The corresponding shows the confirmation of electric current and torque responsiveness during times of inverter failure as one example of control validation. This simulation is conducted with JMAG-RT using MATLAB/Simulink. Motor vibration when connected to gears and inverters is also confirmed.

#18 ECU control test

ECU control tests are carried out to validate system quality. Unexpected conditions are also implemented for assumed test cases to confirm that there have been no omissions or insufficiencies. Motor responsiveness is confirmed when IGBT is both opened and closed, and during both low temperatures and high temperatures, whereas HILs is used for safe tests and automation. These are conducted using highly accurate plant models generated from JMAG-RT.

Fig. 18 display typical test items and test results where JMAG-RT and Simulink are used, confirming that there is no current overflow due to simulated IGBT failure when either permanently opened or closed. Testing during real machine failure is both dangerous and comes at an additional cost, but Model-Based Development make safe and effective tests entirely possible. Motor behaviour each time a high torque of 170Nm is applied during run time is the next item to be confirmed. The inverter maximum current (250A) does not cause conflict even with a load of 170Nm for a single second, and it was confirmed that speed quickly returned to the command value. The command value could be followed without delays even when changing the temperature. This confirmed that no problems had occurred.

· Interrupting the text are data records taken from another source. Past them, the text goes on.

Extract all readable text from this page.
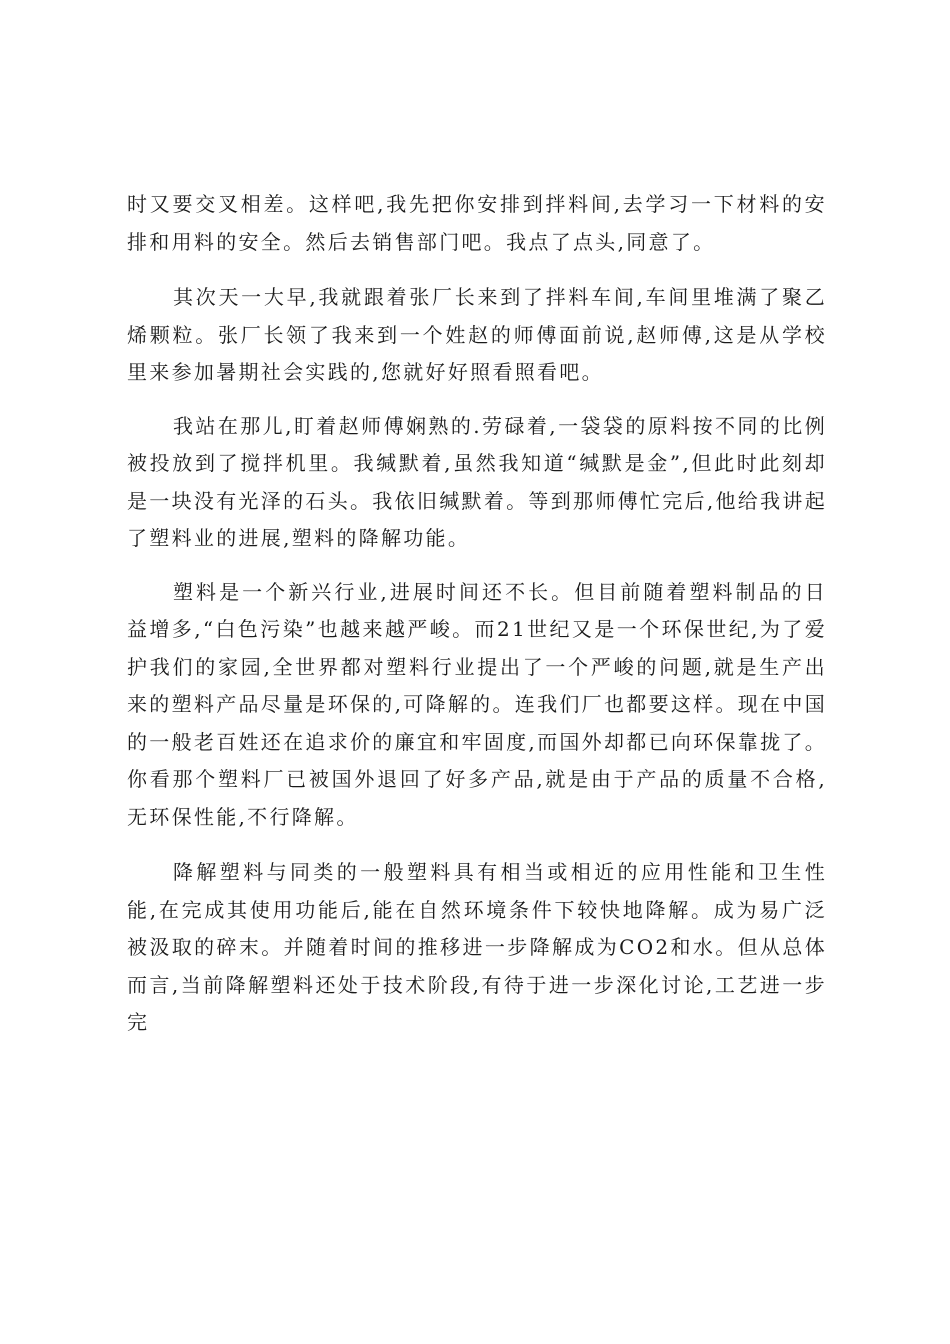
时又要交叉相差。这样吧,我先把你安排到拌料间,去学习一下材料的安排和用料的安全。然后去销售部门吧。我点了点头,同意了。

其次天一大早,我就跟着张厂长来到了拌料车间,车间里堆满了聚乙烯颗粒。张厂长领了我来到一个姓赵的师傅面前说,赵师傅,这是从学校里来参加暑期社会实践的,您就好好照看照看吧。

我站在那儿,盯着赵师傅娴熟的.劳碌着,一袋袋的原料按不同的比例被投放到了搅拌机里。我缄默着,虽然我知道“缄默是金”,但此时此刻却是一块没有光泽的石头。我依旧缄默着。等到那师傅忙完后,他给我讲起了塑料业的进展,塑料的降解功能。

塑料是一个新兴行业,进展时间还不长。但目前随着塑料制品的日益增多,“白色污染”也越来越严峻。而21世纪又是一个环保世纪,为了爱护我们的家园,全世界都对塑料行业提出了一个严峻的问题,就是生产出来的塑料产品尽量是环保的,可降解的。连我们厂也都要这样。现在中国的一般老百姓还在追求价的廉宜和牢固度,而国外却都已向环保靠拢了。你看那个塑料厂已被国外退回了好多产品,就是由于产品的质量不合格,无环保性能,不行降解。

降解塑料与同类的一般塑料具有相当或相近的应用性能和卫生性能,在完成其使用功能后,能在自然环境条件下较快地降解。成为易广泛被汲取的碎末。并随着时间的推移进一步降解成为CO2和水。但从总体而言,当前降解塑料还处于技术阶段,有待于进一步深化讨论,工艺进一步完
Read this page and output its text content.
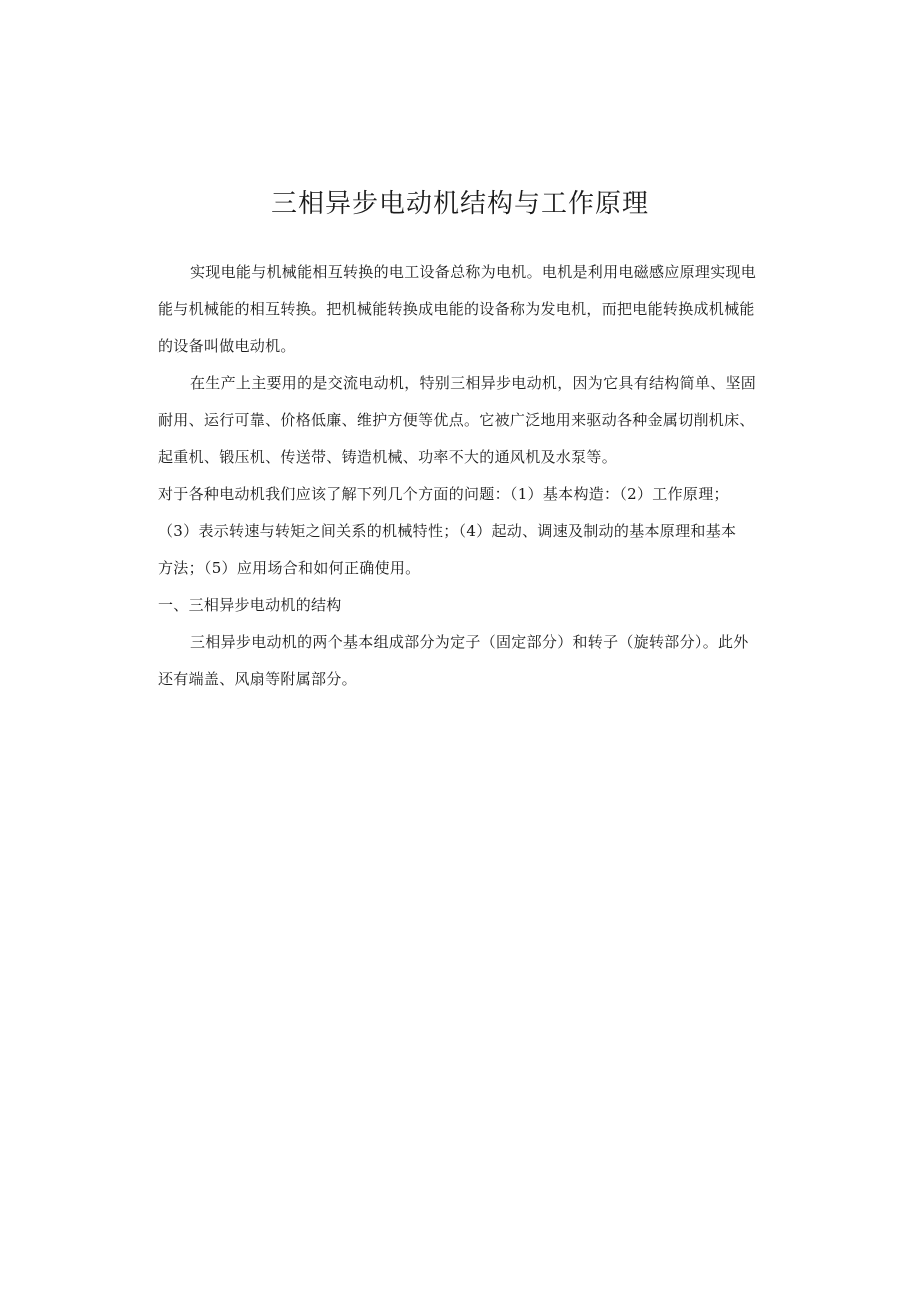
三相异步电动机结构与工作原理
实现电能与机械能相互转换的电工设备总称为电机。电机是利用电磁感应原理实现电
能与机械能的相互转换。把机械能转换成电能的设备称为发电机，而把电能转换成机械能
的设备叫做电动机。
在生产上主要用的是交流电动机，特别三相异步电动机，因为它具有结构简单、坚固
耐用、运行可靠、价格低廉、维护方便等优点。它被广泛地用来驱动各种金属切削机床、
起重机、锻压机、传送带、铸造机械、功率不大的通风机及水泵等。
对于各种电动机我们应该了解下列几个方面的问题：（1）基本构造：（2）工作原理；
（3）表示转速与转矩之间关系的机械特性；（4）起动、调速及制动的基本原理和基本
方法；（5）应用场合和如何正确使用。
一、三相异步电动机的结构
三相异步电动机的两个基本组成部分为定子（固定部分）和转子（旋转部分）。此外
还有端盖、风扇等附属部分。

A plant model generated from JMAG-RT is used here for simulations. For JMAG-RT models to reproduce magnetic saturation and spatial harmonics in detail, motor behaviour is recreated equal to that of a real machine. This includes recreating unstable drive conditions. JMAG-RT models can additionally use various HILs as-is.

Fig. 18 Typical test items and test results for ECU control.Fig. 18 Typical test items and test results for ECU control.